In any case, he would not get far. Nearly all of Hizballah’s heavy weaponry, including the bulk of its 11,000 missiles and rockets, is controlled by the Revolutionary Guards, whose officers and sentries hold the keys to the arms depots.
So when Bush calls on Hizballah to lay down arms, the call is referred straight to Tehran – not Beirut.
One of the mysteries of this complicated set-up arises from Hizballah’s sudden espousal of a role in mainstream Lebanese politics. This turnabout is explained by a close look at the situation in the Palestinian territories.
The Palestinian Islamic terrorist group Hamas, under guidance from Iran and Hizballah, has managed to apply to participate in the democratic process without disarming or renouncing any part of its campaign of violent, suicidal terror. To raise false hopes that it was turning over a new, moderate leaf, Hamas ran in a recent poll – capturing a startling 70% of the vote in local council elections – and is preparing to stand in another two: the second municipal ballot on April 18 and the legislative election in July.

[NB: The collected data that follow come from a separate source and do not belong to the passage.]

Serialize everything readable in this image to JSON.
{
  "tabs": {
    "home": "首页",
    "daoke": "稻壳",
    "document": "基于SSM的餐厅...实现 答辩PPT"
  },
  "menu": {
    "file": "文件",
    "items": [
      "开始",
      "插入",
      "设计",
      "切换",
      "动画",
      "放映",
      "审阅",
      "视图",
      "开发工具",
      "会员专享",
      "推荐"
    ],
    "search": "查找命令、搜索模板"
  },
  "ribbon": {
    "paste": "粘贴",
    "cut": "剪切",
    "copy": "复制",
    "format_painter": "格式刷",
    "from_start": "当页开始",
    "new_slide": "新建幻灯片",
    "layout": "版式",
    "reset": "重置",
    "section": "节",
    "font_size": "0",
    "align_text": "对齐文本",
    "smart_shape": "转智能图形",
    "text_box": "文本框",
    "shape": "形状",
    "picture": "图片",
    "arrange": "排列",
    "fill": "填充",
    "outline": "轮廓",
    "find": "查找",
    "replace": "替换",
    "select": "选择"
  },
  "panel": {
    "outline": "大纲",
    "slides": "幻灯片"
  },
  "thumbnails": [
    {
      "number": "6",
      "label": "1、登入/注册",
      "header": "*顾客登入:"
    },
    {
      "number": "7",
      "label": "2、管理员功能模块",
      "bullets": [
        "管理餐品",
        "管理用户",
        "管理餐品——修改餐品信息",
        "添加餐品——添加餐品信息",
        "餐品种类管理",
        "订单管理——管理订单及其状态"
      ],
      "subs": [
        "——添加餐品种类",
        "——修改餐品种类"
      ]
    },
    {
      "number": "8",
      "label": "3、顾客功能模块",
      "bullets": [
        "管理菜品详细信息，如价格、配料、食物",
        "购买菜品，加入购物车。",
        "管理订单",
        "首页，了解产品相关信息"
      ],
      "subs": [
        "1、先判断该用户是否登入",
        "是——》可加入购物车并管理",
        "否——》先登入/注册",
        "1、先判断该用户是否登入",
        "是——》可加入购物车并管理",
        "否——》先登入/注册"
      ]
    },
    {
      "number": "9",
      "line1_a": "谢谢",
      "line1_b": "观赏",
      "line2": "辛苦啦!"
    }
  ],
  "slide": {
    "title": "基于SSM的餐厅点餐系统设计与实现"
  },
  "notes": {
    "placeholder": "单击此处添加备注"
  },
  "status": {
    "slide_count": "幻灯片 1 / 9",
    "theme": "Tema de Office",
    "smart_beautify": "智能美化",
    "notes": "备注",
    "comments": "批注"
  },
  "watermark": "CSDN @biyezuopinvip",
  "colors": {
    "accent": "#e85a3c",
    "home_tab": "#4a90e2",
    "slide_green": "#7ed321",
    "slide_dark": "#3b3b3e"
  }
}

Hizballah like Hamas will run for election and stay armed
Hamas is widely predicted to wipe the floor with Mahmoud Abbas‘ ruling Fatah, its hopes boosted by carrying the March 16 student association vote at Hebron University. Hamas took 25 seats to Fatah’s 13.
The hapless Abu Mazen has been forced to publicly welcome Hamas’ participation in the Palestinian democratic process and feebly hope the armed group will transform itself into a political movement.

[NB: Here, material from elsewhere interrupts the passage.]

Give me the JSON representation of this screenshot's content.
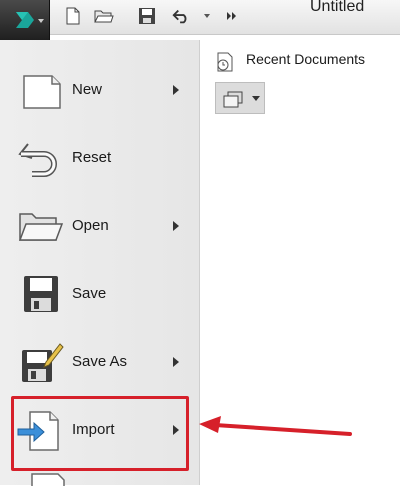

Hizballah has hundreds of operatives working with Hamas cells in the West Bank and Gaza Strip. They have sent home to Beirut a flood of first-hand reports on the Palestinian group’s techniques for achieving a lead role in the “democratic process” without giving up an iota of its armed strength. Hizballah leaders expect to emulate the Hamas example and participate in Lebanon’s elections in full confidence that their group cannot be forcibly disarmed.
Hizballah’s electoral prospects are as strong as those of Hamas. The armed terrorist group can therefore look forward for the first time to a place in Lebanon’s governing bodies. Its representatives would then have the choice of pressing the new government to legalize Hizballah’s right to bear arms or let it be absorbed in the Lebanese army – again with a glance across into Ramallah. Abbas aims to recruit Hamas gunmen to the unified Palestinian security services rather than dismantling the terror group – that is, if those services ever come to be unified.
The way things are going now, come summer, both the Lebanese Hizballah and the Palestinian Hamas can look forward not only a substantial share in their respective governments but also in their national security forces. They will have attained office by the rules of democracy without renouncing terrorism.
DEBKA-Net-Weekly’s sources report that urgent discussions have been underway all week in Washington on how to head off this nightmare scenario without being accused of obstructing the transformation of Hizballah and Hamas into “legitimate” political movements. US officials have asked Paris for a saving formula out of the impasse, so far without results.